Utah research uses AI to find biological factors that pose risk to pregnancy
With the help of artificial intelligence, researchers at University of Utah Health have discovered previously unidentified combinations of risk factors linked to serious pregnancy outcomes, including stillbirth.
Dr. Nathan Blue, senior author of the study and assistant professor of maternal fetal medicine in the department of obstetrics and gynecology at U of U Health, said one of the most interesting findings is that if a woman has preexisting diabetes while pregnant, it puts female fetuses at a higher risk than males for experiencing complications.
“This was a very unexpected finding and I can’t tell you why for sure but there are other studies that are looking at the ways babies are affected by blood sugars between the sexes,” Blue said.
The study, which included nearly 10,000 pregnancies across the nation, also showed combinations of maternal and fetal characteristics linked to stillbirth. For babies in the bottom 10% for weight, but not the bottom 3%, the risk of unhealthy outcomes varied from no riskier than an average pregnancy to nearly tenfold. This was based on several different factors such as sex of the baby, preexisting diabetes in the mother and fetal anomalies such as heart defects.
“We do all of the medical history and testing, but there are a lot of very complex factors and even the best clinical brains may not be able to quantify exactly how they arrived at their final decision,” Blue said.
Bias, mood and loss of sleep can subtly skew judgement calls, Blue said, which is why he called the “explainable AI” an important tool that provides an estimated risk.
“The AI-based prediction models are transparent, so you can see how it arrived at its conclusion. We can tell a patient this could be a very serious thing, or it can also be nothing and everything will be fine.

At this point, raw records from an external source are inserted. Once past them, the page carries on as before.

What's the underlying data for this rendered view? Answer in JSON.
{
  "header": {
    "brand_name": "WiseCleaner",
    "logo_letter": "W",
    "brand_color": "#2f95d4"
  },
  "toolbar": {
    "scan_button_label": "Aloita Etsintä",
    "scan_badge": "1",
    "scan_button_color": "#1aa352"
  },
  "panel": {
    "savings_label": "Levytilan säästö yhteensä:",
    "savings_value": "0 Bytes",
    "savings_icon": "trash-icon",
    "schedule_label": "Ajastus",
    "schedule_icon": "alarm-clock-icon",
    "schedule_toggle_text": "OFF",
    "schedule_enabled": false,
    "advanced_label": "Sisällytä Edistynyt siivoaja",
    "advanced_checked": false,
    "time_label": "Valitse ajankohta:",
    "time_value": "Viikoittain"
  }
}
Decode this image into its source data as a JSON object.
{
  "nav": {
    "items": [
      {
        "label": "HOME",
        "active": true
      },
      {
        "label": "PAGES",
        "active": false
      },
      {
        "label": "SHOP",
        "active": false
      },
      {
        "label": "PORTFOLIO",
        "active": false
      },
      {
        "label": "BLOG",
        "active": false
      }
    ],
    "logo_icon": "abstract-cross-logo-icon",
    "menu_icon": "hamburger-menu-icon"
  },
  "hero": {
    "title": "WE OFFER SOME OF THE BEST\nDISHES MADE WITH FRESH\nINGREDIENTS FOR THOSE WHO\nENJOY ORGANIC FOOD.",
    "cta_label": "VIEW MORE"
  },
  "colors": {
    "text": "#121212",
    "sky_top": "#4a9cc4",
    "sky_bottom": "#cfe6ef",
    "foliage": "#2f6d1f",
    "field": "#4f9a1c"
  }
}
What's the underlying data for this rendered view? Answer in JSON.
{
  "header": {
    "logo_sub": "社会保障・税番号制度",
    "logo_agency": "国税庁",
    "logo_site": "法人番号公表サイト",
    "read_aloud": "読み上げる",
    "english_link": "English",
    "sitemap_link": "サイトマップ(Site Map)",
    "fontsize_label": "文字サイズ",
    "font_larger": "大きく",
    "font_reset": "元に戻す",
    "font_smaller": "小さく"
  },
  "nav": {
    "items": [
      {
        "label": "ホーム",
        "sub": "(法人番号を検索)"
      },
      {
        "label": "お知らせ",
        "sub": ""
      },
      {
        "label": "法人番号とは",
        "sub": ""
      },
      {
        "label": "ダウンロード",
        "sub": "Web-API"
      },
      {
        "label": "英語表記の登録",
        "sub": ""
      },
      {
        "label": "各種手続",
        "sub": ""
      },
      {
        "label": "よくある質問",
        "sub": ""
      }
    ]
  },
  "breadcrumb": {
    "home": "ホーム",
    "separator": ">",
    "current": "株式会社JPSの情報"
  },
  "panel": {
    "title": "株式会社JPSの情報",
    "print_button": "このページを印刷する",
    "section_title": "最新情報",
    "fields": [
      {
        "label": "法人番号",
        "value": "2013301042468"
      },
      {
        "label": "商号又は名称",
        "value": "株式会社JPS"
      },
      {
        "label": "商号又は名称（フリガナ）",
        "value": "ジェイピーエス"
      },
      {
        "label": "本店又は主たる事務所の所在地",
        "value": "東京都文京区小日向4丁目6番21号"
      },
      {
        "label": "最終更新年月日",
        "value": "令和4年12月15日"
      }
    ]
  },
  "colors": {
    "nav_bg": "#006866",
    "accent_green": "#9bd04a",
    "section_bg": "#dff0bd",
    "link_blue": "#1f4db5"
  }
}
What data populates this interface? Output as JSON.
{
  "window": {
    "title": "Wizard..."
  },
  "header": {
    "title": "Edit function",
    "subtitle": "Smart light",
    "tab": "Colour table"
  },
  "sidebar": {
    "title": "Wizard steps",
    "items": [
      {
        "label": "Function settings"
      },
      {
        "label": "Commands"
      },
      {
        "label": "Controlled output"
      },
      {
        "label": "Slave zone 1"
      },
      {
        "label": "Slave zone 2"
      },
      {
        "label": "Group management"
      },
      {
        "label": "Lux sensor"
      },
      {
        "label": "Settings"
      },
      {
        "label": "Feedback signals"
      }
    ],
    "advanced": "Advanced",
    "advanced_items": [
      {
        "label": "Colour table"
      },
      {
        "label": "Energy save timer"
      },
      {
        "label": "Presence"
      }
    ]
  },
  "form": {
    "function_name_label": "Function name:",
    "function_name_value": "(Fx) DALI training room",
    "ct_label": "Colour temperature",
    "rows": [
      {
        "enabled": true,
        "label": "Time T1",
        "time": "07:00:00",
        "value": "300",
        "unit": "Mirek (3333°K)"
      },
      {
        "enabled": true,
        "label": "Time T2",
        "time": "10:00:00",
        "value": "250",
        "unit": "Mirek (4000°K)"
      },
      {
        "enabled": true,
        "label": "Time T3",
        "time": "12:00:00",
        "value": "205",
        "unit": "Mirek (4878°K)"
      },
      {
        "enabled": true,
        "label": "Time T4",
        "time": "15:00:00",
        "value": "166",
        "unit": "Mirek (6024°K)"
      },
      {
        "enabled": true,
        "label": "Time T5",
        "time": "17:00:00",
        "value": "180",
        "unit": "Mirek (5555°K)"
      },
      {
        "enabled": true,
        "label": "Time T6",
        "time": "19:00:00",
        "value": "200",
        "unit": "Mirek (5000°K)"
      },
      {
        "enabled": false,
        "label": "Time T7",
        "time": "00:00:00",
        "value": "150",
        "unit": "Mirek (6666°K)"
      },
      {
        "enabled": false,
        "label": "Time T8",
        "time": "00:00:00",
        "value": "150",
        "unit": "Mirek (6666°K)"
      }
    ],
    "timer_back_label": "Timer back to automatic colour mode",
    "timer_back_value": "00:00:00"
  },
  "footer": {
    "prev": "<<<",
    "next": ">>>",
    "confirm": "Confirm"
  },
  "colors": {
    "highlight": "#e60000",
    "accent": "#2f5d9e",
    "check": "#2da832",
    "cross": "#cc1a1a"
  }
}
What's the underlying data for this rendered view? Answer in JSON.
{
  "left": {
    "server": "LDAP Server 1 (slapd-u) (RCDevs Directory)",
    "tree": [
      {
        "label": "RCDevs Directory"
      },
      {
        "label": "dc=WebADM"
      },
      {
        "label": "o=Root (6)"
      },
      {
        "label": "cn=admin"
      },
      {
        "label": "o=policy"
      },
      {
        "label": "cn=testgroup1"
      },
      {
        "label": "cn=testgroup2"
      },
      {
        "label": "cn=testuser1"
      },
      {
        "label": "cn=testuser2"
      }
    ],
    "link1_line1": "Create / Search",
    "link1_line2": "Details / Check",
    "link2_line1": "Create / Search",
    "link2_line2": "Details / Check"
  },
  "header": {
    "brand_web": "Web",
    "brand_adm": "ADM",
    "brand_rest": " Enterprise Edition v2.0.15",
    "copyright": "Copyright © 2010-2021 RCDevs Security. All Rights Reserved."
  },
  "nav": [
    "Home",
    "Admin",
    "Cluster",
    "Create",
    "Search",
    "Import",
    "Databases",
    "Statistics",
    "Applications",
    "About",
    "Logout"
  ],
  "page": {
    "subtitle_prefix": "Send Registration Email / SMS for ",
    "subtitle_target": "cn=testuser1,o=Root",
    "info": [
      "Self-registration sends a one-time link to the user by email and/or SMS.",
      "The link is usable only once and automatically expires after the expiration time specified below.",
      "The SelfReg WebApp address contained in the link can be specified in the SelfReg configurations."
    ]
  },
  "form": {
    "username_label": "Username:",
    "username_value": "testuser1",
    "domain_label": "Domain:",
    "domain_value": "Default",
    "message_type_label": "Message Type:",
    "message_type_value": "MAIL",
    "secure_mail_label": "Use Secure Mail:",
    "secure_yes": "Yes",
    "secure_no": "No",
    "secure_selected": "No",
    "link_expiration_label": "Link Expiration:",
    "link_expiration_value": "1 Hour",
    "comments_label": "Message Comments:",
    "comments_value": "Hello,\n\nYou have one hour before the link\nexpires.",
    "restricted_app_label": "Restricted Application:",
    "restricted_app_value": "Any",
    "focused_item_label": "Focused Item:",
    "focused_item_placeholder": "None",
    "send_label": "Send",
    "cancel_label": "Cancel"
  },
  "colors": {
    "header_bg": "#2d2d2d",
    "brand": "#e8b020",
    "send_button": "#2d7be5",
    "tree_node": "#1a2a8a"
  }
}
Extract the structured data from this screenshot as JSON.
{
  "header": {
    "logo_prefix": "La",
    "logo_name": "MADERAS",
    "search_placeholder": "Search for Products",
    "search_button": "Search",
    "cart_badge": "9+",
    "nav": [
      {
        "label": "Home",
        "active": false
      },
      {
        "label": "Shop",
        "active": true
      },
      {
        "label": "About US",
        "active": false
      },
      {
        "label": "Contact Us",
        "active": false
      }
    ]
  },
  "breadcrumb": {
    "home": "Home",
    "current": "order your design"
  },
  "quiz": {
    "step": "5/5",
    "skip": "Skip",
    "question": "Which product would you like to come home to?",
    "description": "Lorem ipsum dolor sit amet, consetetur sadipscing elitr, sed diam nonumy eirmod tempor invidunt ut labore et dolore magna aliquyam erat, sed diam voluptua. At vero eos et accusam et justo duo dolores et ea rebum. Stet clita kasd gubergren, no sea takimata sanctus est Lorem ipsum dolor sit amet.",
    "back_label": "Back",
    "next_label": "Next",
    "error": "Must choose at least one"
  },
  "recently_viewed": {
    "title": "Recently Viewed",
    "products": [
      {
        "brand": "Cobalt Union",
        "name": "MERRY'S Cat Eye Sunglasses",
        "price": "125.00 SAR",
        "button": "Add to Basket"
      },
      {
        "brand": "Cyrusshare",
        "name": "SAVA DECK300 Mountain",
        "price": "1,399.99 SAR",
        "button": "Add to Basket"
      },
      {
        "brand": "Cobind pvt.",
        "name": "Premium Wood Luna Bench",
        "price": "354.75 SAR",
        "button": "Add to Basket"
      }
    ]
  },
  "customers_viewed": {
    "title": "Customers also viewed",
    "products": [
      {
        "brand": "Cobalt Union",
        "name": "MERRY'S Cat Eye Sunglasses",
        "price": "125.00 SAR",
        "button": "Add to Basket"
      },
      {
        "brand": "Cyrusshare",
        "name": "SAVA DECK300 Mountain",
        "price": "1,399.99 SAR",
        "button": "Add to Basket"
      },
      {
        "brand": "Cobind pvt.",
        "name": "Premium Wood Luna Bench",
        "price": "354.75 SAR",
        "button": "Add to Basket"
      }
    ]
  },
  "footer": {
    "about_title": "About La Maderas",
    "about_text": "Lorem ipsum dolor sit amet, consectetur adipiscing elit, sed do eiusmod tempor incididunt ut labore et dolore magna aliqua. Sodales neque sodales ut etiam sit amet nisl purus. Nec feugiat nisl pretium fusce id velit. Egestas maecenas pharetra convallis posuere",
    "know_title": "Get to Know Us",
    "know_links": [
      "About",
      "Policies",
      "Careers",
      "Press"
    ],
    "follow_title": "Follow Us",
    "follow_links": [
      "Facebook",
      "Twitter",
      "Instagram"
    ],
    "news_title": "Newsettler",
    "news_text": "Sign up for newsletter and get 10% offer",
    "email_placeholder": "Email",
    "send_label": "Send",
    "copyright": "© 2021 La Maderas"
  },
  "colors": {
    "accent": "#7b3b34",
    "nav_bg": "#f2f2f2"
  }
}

It’s a bit disconcerting and can cause a lot of emotional and financial stress, and sometimes for no reason at all. So we set out to use a new approach to identify the risks.”
Blue said the AI model could provide important advantages over what recommendations physicians can make.
All of this information gathered over the past three years is exciting, he added, because it shows the AI model can assist researchers and help them learn more about pregnancy health.
Blue said estimating pregnancy risks involves taking a very large number of variables into account, such as ultrasound data and maternal health. The variables can be weighed to make decisions for each individual.
The study is over, but Blue said researchers will still test new populations.
“In the state, there are about 1 in 175 pregnancies that end in stillbirth,” he said. “It’s more frequent than you would think. I will say, I guess this is not so much about a focus on this research but, more importantly, people need to know that every pregnancy has a risk of stillbirth and it’s important to attend all prenatal visits and talk about your risk so your physician can do their best to make sure you have a healthy, happy outcome.”
While the study was only able to detect correlations between variables, it doesn’t provide information about what the actual causes are for negative outcomes.
Blue said this shouldn’t alarm people in his line of work but instead should be looked at as a great assistant.
“A lot of people are asking if this is going to replace or take our job, and I would say that’s an understandable question, but I think it’s important to think about a doctor or clinician who is assisted with something that will help improve the way we take care of our patients so they can have the healthiest possible outcomes,” he said. “AI models can essentially estimate a risk that is specific to a given person’s context and they can do it transparently and reproducibly, which is what our brains can’t do.”